Le reportage de Denis Lapierre

Une entente conclue mercredi soir met fin aux procédures judiciaires en diffamation amorcées par le Camping Jonquière et son directeur général contre l'ex-conseillère municipale Christine Boivin.

Un texte de Denis Lapierre

Dans une déclaration soumise au tribunal, le Camping Jonquière reconnaît que Mme Boivin ne faisait que son travail d'élue lorsqu'elle a réclamé les états financiers de l'organisme et que la poursuite n'avait pas lieu d'être.

En contrepartie, Christine Boivin abandonne la poursuite en procédures abusives. Pour elle, ce dénouement, qui intervient près de deux ans après le dépôt de la poursuite, met un terme à une période difficile qui a en quelque sorte mis fin à son expérience d'élue municipale puisqu’elle a décidé de ne pas se représenter à l'élection de dimanche.
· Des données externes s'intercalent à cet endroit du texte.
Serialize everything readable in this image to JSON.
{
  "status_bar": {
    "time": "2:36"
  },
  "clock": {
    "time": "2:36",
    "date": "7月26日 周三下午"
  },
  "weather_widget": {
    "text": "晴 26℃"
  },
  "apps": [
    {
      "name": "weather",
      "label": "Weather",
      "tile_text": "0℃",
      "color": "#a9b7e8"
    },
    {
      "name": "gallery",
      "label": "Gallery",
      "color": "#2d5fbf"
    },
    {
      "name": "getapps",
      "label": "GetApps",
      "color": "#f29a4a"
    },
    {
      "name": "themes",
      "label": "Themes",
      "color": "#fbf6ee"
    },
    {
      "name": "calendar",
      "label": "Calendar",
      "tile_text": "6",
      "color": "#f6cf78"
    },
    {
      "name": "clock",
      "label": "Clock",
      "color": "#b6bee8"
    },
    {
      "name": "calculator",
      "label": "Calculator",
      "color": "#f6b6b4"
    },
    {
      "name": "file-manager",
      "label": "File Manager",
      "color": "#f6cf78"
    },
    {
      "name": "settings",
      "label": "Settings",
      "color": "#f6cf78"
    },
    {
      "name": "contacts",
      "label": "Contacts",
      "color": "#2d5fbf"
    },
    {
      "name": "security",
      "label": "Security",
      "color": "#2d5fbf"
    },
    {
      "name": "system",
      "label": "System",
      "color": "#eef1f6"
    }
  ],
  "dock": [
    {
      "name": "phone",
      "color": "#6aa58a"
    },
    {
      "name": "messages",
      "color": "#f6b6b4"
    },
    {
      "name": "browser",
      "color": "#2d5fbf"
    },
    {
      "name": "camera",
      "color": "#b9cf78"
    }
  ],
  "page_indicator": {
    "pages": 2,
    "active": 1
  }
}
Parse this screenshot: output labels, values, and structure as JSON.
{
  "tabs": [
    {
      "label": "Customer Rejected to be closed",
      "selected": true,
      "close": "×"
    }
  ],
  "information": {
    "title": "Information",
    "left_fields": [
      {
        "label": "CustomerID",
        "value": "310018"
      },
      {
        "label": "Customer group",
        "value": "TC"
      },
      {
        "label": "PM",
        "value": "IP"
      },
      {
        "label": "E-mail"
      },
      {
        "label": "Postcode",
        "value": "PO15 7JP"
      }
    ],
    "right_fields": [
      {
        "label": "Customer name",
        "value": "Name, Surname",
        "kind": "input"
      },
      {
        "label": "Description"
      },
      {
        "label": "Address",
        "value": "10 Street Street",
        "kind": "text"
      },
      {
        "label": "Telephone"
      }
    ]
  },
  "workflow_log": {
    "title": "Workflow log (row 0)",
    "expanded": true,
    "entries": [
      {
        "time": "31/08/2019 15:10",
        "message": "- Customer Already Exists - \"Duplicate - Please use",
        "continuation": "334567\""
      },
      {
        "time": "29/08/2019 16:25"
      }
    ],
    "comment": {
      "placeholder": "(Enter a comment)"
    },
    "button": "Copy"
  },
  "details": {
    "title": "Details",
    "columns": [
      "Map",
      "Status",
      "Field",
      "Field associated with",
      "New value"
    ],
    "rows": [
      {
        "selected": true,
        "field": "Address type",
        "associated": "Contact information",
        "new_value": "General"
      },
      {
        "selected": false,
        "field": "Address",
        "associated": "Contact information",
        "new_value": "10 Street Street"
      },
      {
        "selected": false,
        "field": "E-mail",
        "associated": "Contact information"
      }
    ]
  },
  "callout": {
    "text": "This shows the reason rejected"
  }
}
Il n’y a pas de mal à poser des questions, à demander des documents pour prendre une saine décision. Je suis très contente. Ils ont reconnu que j’ai fait simplement mon travail d’élue à Saguenay.

Christine Boivin, ex-conseillère municipale

Les deux parties se sont présentées au palais de justice de Chicoutimi jeudi afin de terminer les procédures.

La déclaration lue par le requérant devant le tribunal jeudi :

« Camping de Jonquière inc. et son directeur général, Richard Brabant, considèrent que la poursuite en diffamation contre cette élue municipale n’aurait pas dû être intentée. Comme organisme subventionné par la Ville de Saguenay, ils ont pris la décision d’abandonner leurs recours dans l’intérêt des citoyens et de Camping de Jonquière.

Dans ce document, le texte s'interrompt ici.